Simple example pseudo-code halving instruction time (inputs: i1, i2, i3):
v1 = i1 ^ i2; - #single-issued
v2 = v1 | i2; \ #v2,v3 dual-issued
v3 = i1 & i3; / #v2,v3 dual-issued
v4 = v3 & i2; - #single-issued
can be written as:
v1 = i1 ^ i2; \ #v1,v3 dual-issued
v3 = i1 & i3; / #v1,v3 dual-issued
v2 = v1 | i2; \ #v2,v4 dual-issued
v4 = v3 & i2; / #v2,v4 dual-issued
Here is a python implementation I created that recursively reorders the instructions to achieve the lowest "sequence count".
reorder.py
http://pastebin.com/dt8eWy3H
sample t8-1.h
http://pastebin.com/w0DYg8ff
While I can't speak specifically for the Cell, code scheduling is ABSOLUTELY something the compiler should be doing for you.
Compilers will re-order instructions, pad in NOPS as required, and do everything it can to provide a good code schedule for you. Normally, I'd tell you to look at the "mtune" parameters for your compiler (they allow you to tell your compiler exactly what your processor looks like), but since you're coding for the Cell it should already know what to do (but do check the compiler manual just to be sure).

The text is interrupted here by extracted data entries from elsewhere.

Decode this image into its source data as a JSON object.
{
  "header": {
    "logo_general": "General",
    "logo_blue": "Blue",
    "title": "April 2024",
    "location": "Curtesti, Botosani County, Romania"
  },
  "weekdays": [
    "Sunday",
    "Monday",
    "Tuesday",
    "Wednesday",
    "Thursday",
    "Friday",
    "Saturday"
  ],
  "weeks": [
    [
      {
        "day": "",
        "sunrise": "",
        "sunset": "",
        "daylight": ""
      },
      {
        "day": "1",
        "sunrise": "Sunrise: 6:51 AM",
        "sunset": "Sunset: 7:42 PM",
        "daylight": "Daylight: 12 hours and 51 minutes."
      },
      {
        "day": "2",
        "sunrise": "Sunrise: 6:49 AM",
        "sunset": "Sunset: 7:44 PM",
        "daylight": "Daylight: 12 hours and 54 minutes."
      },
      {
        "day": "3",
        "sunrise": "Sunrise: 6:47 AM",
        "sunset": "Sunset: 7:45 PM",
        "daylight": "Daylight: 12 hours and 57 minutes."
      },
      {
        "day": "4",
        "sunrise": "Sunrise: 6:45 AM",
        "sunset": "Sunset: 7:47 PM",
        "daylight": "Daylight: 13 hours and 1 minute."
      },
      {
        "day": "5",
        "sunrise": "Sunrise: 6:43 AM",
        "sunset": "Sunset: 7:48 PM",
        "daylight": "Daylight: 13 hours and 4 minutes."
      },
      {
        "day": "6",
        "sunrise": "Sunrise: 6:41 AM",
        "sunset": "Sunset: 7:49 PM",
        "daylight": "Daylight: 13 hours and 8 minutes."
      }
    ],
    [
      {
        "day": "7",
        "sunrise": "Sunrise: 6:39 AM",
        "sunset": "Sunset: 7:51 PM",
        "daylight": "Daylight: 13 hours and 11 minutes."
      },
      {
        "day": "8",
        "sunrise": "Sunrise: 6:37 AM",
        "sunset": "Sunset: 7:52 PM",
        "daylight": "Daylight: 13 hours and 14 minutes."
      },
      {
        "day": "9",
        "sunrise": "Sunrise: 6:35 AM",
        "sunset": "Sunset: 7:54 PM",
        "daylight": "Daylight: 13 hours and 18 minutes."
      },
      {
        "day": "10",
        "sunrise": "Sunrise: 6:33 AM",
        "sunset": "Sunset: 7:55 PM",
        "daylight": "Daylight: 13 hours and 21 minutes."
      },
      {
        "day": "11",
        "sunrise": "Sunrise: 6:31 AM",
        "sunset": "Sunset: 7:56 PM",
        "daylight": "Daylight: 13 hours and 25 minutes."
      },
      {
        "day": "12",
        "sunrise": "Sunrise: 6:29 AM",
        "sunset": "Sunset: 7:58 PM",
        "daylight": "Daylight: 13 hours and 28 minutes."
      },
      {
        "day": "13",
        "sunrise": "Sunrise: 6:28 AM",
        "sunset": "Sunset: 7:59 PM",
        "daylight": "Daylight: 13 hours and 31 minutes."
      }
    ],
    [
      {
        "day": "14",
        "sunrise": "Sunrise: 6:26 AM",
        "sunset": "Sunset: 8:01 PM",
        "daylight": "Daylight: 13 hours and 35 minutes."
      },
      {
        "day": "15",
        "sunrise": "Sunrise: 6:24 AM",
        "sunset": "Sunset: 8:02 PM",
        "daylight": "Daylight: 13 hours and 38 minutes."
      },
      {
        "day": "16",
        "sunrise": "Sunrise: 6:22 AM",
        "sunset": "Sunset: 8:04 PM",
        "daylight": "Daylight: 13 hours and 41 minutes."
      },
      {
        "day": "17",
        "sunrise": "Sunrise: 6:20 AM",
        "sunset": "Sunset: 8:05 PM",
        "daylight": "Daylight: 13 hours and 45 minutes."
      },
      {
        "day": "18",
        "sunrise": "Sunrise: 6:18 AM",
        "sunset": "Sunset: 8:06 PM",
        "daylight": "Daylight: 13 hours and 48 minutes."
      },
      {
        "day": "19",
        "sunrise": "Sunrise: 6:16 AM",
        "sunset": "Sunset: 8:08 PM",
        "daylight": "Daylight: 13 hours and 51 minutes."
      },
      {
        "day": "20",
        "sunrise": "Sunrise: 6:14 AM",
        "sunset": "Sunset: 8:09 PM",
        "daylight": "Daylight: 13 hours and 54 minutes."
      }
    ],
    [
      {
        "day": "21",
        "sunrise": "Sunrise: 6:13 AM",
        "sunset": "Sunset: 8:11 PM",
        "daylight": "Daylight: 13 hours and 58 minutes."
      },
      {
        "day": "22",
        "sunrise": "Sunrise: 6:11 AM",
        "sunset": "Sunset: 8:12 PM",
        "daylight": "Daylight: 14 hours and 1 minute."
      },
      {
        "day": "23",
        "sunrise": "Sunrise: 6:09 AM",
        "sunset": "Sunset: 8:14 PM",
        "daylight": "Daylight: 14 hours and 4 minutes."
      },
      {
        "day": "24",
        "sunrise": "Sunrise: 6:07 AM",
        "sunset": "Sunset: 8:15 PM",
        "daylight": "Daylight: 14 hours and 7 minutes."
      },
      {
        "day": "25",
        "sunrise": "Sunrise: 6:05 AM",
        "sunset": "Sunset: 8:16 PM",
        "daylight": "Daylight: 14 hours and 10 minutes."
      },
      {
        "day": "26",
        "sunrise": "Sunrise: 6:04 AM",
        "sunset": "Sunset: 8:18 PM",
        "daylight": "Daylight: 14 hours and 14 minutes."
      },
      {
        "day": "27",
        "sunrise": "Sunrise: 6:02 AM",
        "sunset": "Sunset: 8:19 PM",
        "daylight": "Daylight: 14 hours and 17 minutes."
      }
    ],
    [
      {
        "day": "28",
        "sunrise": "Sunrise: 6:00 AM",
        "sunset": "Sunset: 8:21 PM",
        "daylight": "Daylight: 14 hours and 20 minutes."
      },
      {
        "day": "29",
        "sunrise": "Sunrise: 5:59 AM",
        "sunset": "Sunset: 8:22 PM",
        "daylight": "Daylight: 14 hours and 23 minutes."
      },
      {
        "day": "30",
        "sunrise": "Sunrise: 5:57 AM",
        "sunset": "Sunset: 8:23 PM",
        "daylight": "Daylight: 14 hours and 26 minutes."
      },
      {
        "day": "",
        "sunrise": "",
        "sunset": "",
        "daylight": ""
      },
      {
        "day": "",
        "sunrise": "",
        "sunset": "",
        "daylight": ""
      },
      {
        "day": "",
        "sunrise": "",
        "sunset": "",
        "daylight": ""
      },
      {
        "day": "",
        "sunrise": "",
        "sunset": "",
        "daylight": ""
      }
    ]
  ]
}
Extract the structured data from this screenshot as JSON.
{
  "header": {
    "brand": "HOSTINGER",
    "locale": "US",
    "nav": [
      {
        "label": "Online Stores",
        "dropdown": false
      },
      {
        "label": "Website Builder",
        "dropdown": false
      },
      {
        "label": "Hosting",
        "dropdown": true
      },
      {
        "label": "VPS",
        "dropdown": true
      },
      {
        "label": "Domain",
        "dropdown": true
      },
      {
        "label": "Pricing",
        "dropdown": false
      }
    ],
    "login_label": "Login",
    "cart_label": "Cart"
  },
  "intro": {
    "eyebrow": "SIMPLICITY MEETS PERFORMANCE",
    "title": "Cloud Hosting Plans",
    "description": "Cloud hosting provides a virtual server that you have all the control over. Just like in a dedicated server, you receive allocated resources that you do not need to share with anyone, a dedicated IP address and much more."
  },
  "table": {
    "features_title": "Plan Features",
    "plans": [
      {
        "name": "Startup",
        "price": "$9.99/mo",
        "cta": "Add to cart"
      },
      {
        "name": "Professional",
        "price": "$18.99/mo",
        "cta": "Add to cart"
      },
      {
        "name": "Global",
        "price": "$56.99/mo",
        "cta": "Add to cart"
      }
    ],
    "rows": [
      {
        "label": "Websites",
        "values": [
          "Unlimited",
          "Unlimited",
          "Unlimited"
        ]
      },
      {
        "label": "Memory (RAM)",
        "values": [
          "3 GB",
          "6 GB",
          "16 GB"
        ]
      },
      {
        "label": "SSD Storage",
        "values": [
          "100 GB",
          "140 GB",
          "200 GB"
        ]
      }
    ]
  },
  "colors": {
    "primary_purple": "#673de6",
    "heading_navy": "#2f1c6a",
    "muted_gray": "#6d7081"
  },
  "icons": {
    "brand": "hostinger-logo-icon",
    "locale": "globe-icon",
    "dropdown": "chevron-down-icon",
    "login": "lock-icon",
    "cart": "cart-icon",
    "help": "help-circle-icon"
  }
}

A brief glance at the GCC compiler for the SPU here shows options such as:
As a programmer, it is your job to provide enough "ILP" in your code to get good scheduling. Try to avoid branches, avoid putting long latency operations on the critical path, etc., and you should be fine. Analyze the objdump of your critical loops to verify the code is being scheduled as you desire. The compiler is very smart, but it may require a little coaxing.